# Moving to Hawaii,



## kimo (Feb 12, 2011)

We are Canadians in our early 50's, I just retired, and my wife retires in June, we will be selling our house and using some of the money to buy a condo in Waikiki, we have been coming to Waikiki for 30 years, so know very well what its like there, but because of U.S. immigration rules we can't spend more than 6 months a year in the U.S. so our plan is to live there mid September to February, then come back to BC to visit do any legal stuff etc, (taxes etc) then maybe live in Mexico for 4-5 months, and maybe do some travelling, then back to BC to visit etc, then back to Hawaii, and start the routine over again. Does anyone know if there are any special documents you have to fill out to stay 5-6 months, or when we are asked how long we are staying do we just tell them like when we just come for 2-3 weeks? Mahalo!:usa:


----------



## Newyorkaise (Nov 30, 2010)

I'm not an expert on this, but I poked around a couple of US government websites and don't see anything that would require you to fill out any particular paperwork if you're planning to stay for less than your permitted six months.

Just be sure that you don't say anything that might imply you were likely to overstay your visit and try to take up residency - it might be good if you could show (only if asked...) that you still had ties "back home" in Canada. I've lived in HI, and there are certainly plenty of people who come from abroad for an extended period (usually in the winter, of course) - I would think most of the immigration officials there know enough not to jump to conclusions about who's likely to be a problem.

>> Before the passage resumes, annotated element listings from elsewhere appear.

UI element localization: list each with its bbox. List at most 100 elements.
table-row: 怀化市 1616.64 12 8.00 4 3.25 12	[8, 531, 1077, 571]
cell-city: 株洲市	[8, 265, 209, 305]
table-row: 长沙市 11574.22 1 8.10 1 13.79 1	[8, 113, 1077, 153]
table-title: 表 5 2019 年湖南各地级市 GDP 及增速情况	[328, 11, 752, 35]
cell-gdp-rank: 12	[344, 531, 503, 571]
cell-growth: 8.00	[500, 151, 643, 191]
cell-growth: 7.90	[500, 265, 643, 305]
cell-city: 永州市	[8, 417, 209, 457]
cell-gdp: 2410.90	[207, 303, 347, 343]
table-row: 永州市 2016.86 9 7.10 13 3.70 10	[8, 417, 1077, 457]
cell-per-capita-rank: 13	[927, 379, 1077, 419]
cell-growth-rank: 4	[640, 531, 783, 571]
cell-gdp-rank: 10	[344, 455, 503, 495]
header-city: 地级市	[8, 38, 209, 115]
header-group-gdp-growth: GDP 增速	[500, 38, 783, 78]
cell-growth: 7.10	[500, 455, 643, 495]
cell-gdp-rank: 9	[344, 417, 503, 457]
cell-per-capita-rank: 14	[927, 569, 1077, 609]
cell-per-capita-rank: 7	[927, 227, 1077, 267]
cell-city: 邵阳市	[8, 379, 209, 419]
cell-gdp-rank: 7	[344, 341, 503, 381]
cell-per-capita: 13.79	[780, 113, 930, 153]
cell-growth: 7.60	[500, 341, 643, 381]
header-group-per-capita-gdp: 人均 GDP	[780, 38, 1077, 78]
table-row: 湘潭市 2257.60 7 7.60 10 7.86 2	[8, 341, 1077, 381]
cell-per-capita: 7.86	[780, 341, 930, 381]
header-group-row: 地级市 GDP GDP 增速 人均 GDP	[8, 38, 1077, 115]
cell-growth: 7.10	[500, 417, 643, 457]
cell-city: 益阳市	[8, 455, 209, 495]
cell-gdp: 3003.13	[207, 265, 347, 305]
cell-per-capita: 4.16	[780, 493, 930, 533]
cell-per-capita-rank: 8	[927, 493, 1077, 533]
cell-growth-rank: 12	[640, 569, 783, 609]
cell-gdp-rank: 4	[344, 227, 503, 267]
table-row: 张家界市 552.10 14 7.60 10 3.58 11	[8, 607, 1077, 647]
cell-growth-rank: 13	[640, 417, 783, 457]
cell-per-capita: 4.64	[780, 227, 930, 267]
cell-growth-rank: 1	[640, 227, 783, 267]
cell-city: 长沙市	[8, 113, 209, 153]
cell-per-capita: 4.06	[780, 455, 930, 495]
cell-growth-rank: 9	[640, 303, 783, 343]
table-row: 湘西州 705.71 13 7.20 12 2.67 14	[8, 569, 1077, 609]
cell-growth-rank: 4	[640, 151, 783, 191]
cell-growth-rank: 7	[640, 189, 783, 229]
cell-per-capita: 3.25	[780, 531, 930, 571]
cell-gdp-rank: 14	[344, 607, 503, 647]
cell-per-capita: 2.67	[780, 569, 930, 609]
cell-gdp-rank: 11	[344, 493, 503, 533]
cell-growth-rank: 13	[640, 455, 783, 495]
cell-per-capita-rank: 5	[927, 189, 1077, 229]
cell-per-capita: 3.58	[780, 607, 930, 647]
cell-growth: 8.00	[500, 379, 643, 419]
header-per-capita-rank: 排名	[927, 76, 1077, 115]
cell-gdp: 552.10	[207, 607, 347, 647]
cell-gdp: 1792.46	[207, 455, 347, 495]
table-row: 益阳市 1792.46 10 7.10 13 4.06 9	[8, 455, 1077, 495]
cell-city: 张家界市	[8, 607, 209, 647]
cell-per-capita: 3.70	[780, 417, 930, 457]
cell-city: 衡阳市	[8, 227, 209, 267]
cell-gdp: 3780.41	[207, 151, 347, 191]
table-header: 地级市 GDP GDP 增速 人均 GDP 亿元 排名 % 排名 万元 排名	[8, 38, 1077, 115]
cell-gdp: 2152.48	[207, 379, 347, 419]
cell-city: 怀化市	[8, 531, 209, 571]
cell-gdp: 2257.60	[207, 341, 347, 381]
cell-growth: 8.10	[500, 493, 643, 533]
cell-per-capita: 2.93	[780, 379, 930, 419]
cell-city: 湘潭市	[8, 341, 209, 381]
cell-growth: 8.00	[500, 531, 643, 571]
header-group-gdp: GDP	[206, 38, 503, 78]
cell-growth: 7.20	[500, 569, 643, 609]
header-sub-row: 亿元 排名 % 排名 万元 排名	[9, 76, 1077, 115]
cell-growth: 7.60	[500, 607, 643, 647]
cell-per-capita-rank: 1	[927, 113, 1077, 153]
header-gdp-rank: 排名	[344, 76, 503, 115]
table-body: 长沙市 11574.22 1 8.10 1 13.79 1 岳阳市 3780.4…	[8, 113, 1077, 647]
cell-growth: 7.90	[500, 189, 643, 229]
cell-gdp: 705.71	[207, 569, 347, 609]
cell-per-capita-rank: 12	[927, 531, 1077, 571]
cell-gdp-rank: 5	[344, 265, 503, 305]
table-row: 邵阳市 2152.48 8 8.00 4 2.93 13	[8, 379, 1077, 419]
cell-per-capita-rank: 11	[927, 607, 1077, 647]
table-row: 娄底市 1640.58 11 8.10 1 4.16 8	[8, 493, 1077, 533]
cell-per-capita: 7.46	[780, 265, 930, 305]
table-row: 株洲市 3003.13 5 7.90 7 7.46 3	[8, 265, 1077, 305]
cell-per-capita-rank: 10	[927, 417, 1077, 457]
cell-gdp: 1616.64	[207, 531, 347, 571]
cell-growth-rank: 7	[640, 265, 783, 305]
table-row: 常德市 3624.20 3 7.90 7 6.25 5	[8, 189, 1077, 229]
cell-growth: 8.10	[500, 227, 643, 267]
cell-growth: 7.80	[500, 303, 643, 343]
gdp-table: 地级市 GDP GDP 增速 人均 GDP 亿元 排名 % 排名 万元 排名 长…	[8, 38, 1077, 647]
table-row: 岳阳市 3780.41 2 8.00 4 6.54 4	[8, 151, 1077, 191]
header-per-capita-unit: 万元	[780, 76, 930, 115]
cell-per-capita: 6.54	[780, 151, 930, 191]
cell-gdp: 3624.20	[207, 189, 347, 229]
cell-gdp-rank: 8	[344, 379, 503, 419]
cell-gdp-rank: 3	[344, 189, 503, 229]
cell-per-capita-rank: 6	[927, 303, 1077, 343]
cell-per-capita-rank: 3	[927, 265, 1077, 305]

Sounds like a wonderful adventure you're about to embark on. Good luck.


----------



## kimo (Feb 12, 2011)

*Thanks*



Newyorkaise said:


> I'm not an expert on this, but I poked around a couple of US government websites and don't see anything that would require you to fill out any particular paperwork if you're planning to stay for less than your permitted six months.
> 
> Just be sure that you don't say anything that might imply you were likely to overstay your visit and try to take up residency - it might be good if you could show (only if asked...) that you still had ties "back home" in Canada. I've lived in HI, and there are certainly plenty of people who come from abroad for an extended period (usually in the winter, of course) - I would think most of the immigration officials there know enough not to jump to conclusions about who's likely to be a problem.
> 
> Sounds like a wonderful adventure you're about to embark on. Good luck.


thanks off replying, I will eventually get around to the official websites, just thought i'd see if anyone on here had any firsthand knowledge. I know very well not to say too much at immigration, especially in this day and age, thats why on our last visit I didn't bring it up. do you or anyone else know if you have to give an exact return date and / or have a ticket for the return flight if its 5-6 months away. Mahahlo!lane:


----------



## Newyorkaise (Nov 30, 2010)

Well, I know that as a US citizen I need to show a return ticket in order to board a flight for travel overseas, so my instinct is that the same applies when someone comes to the US from elsewhere. 

And I also know that even flying domestically, if I have only a one-way ticket I get pulled aside for that extra-special "we know you're up to no good" treatment that only US airport security really know how to deliver.

I'd even be a bit surprised if your airline would allow you to fly with a one-way ticket - seems to me they have some kind of implied liability for transporting potential undocumented immigrants to the US.

But someone with actual knowledge of the rules may be better suited to answer the question.


----------